The same plot styling has been overriden by Seaborn’s default palette. You can easily change this palette by selecting one of the other available styles by using sns.color_palette("name_of_palette")
. Here a quick overview of the available palettes:
Plotting Qualitative data
Besides using one of the already customized palette, seaborn also offers at least three other ways for plotting your qualitative data: hls/husl
, color brewer
and list specification
.
hls/husl
chooses the palette based on evenly spaced colors taken out from a circular color space. husl
controls for color intensity. Note that you can always control how many number of colors you want your palette to be composed of (the default number is 8). You just need to pass it as an argument.
color brewer
offers also interesting color palettes for working with qualitative data. The cool thing about it, is that you can use the a interactive Ipython widget function to make the selection of the palette. For this, you only need to use choose_colorbrewer_palette()
. Check below the list of available palettes.
I used the “Paired” color palette to produce this plot:
If you are really finicky about the color palette that you want to use, no worries. You can always pass a list of colors for your palette. Better yet, seaborn also offers the possibility of using a list of 954 named colors with the function xncd_palette()
. Even cooler: if you are up for reliving your childhood memories, you can also use Crayola color names with .crayon_palette(colors)
.
Plotting Sequential data
There is some kind of data for which we want our colors to reflect the magnitude of its values or its importance. For this, we can use sequential palettes. These palettes are based on a color, introducing small changes to form a palette. As with the qualitative data options, there are different ways to obtain the palettes.
As seen before, here, you can also use one of the brewer options. If done so, it is always a good idea to use the interactive widget in IPython and explore different palettes. Here is a list of the sequential brewer options:
If you do not want to use the widget, you can simply pass the appropriate sequential color palette. If you need to reverse the attributes, just make sure to use the _r
subscript. We do exactly that in the next plot:
If you want a color palette that will also be informative in gray scale (e.g. when you need to print it), be sure to check the options available in cubehelix_palette()

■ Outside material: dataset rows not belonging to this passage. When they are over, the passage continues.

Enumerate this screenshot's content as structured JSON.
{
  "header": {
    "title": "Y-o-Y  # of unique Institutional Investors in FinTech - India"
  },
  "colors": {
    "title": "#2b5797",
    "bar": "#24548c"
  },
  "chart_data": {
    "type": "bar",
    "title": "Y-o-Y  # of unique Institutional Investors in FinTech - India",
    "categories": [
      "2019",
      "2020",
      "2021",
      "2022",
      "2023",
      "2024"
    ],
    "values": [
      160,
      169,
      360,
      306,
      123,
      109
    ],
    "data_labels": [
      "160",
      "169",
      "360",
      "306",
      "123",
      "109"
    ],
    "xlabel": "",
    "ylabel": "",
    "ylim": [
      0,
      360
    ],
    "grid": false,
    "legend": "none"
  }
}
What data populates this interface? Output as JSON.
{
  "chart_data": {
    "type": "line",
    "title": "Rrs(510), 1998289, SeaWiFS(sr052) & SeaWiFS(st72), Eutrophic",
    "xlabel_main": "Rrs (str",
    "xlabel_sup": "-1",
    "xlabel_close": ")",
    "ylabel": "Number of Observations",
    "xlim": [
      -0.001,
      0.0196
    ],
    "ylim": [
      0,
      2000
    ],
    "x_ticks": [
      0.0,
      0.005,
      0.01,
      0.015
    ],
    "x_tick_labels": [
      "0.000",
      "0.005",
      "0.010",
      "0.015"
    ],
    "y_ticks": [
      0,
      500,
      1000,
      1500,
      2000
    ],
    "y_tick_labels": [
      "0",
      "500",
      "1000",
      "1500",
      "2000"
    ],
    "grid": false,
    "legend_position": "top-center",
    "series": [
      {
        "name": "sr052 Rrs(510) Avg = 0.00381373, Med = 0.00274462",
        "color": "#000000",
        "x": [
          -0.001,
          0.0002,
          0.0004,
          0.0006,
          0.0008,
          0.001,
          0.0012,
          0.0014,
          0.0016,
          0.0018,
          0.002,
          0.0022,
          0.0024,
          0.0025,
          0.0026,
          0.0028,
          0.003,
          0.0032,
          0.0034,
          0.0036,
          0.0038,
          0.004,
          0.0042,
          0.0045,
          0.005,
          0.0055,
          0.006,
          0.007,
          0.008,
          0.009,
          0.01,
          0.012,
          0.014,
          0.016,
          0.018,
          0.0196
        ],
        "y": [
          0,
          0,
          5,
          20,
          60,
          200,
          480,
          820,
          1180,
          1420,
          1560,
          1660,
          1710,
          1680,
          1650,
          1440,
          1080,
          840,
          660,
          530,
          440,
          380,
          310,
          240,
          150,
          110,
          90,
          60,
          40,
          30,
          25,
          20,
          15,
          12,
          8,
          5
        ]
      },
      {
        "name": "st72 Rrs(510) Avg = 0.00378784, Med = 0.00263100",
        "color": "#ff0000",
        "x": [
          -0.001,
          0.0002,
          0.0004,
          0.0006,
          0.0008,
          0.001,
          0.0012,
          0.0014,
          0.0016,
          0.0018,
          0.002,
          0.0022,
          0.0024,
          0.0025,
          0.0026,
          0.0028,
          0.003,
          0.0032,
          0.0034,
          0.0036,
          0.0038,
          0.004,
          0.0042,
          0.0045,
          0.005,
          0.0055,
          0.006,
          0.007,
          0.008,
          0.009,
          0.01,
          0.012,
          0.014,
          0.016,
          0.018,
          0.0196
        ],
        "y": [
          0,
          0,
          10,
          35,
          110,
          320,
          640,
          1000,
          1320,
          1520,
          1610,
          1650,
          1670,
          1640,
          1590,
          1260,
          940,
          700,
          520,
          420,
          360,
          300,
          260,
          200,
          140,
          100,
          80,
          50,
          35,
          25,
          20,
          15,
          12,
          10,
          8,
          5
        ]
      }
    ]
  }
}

. Also, if you need a quick sequential palette, check the options available with light_palette()
and dark_palette()
.
Diverging color palettes
Sometimes you want to emphasize low and high values of a dataset. For these cases, you can use diverging color palettes. Both extreme values are given the same emphasis. The ones in the middle are watered down.
Once again, you can use the color brewer palettes for diverging data. Here are the palettes available with this option.
If you want to specify exactly the colors you want, you can always try the IPython widget with choose_diverging_palette()
. This widget allows you to interactively specify the degrees of the color wheel that the extreme colors of the palette will have (those that will represent lower and higher values). Once determined, you can pass it to the function sns.diverging_palette(degree_low, degree_high)
.
In this case, I wanted a diverging color palette that has a green value for the low values and a blue for the high ones. I selected the appropriate angles, and obtained the following color palette.
For the correlation matrix below, I passed the color palette created above. However, in this case, I needed to select the option as_cmap = True
.
If you want to know more about seaborn styles, be sure to check their detailed, yet incredibly friendly tutorial and api reference. You can also check here the accompanying jupyter notebook that I created. Hope this quick post will help you plot more appealing and informative graphs!